Apache 'Guardian' wins praise from pilots
November 27, 2013
By David Vergun
WASHINGTON (Army News Service, Nov. 27, 2013) -- The newest model of the Apache helicopter, the AH-64E Apache Guardian, was delivered to Soldiers in January.
Since that time, pilots of 1st Squadron, 229th Attack Reconnaissance Battalion, have had nothing but praise for it, said Lt. Col. John P. "Pat" Davis, the battalion commander, who said the pilots flew the helicopter during a period of time with a particularly high operations tempo.
That high OPTEMPO includes three rotations at the National Training Center at Fort Irwin, Calif.; High Altitude Mountainous Environmental Training in Idaho; and the Operation Rising Thunder exercise at Yakima Training Center, Wash. In the latter exercise, 1-229 pilots trained with their Japan Air Self-Defense Force counterparts, who were flying AH-64D Apache Longbow model.
The 1-229, located at Joint Base Lewis-McChord, Wash., is the first Army unit to field AH-64E. They own 24. The 1-25th ARB out of Fort Carson, Colo., also received the aircraft.
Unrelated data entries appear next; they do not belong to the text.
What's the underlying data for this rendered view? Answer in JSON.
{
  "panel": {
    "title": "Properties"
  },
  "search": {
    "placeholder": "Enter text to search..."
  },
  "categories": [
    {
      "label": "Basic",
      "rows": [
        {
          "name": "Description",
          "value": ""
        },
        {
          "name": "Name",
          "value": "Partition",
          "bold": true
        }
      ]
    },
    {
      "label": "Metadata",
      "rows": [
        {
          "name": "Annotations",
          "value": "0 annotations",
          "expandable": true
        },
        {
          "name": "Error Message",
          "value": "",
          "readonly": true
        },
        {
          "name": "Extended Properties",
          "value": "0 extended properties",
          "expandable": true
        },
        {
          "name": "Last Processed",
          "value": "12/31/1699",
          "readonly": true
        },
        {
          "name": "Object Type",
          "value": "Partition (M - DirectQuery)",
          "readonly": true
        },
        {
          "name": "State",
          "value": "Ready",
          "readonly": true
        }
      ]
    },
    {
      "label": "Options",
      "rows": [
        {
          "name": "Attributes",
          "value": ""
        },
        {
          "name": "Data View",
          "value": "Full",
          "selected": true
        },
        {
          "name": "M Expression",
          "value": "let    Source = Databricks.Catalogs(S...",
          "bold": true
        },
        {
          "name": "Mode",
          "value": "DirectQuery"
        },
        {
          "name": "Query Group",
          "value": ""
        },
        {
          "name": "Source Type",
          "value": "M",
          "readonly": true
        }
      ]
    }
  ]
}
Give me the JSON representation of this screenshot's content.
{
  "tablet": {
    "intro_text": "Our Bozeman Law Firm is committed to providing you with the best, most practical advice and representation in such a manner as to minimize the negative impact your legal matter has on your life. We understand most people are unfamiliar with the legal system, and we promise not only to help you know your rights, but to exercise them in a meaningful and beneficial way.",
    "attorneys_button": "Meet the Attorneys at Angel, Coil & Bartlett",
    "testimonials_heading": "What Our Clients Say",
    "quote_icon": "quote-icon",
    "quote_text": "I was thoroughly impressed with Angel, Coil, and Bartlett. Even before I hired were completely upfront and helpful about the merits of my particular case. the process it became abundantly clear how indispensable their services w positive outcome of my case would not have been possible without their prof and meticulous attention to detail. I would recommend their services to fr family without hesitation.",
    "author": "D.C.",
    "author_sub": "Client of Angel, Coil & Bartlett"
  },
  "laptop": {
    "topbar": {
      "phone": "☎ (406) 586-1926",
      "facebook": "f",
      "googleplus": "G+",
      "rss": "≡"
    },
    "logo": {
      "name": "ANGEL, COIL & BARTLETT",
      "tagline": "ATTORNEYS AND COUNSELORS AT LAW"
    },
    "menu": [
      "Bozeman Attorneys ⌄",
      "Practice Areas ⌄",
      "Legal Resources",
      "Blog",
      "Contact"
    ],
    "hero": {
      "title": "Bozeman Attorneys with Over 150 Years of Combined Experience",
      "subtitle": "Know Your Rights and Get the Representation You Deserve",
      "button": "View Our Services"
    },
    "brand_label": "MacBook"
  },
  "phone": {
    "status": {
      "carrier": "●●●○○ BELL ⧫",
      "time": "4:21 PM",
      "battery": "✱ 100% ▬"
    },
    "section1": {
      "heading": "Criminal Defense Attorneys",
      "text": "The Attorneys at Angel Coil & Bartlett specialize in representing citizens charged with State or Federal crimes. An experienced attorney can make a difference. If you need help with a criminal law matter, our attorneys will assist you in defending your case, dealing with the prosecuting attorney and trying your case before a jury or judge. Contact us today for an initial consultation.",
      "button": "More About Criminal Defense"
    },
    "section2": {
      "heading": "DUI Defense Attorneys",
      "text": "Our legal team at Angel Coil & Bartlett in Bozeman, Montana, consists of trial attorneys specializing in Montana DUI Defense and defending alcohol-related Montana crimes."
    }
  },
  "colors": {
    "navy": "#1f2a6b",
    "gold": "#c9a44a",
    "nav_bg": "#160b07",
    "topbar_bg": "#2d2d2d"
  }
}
Together, the two units racked up some 6,000 flying hours in it, said Lt. Col. Tal Sheppard, Apache product manager, Program Executive Office Aviation.
Altogether, the Apache has logged some 3.7 million flight hours since it was first fielded to Army units in 1984, and it has a proven track record of accomplishments in times of war and peace, said Sheppard, who called it the "world's premier attack helicopter."
The Apache is a twin-engine, four bladed, multi-mission attack helicopter. It carries a pilot and a co-pilot gunner. It carries an M230E1 chain gun, 30mm automatic gun, an aerial rocket system (2.75 inch folding fin), and Hellfire missiles.
Its speed is 164 knots, with a range of 250 nautical miles. Sheppard said the Guardian flies faster and farther than its predecessors, and also has upgraded communications systems. Also, key to the open system architecture of the AH-64E model, is its interoperability with unmanned aircraft systems. This means that the pilot can now control the flight path, weapons system, and sensors of a UAS.
Sheppard added that the older models still in service are doing an outstanding job.
Although the Guardian has not yet seen combat, other Apache helicopters are and have and Sheppard said he expects the AH-64E to see combat soon.
"Right now there are Soldiers out there in harm's way and they know everything is going to be alright when they hear that Apache flying over the horizon," said Col. Jeffrey Hager, project manager for the Apache.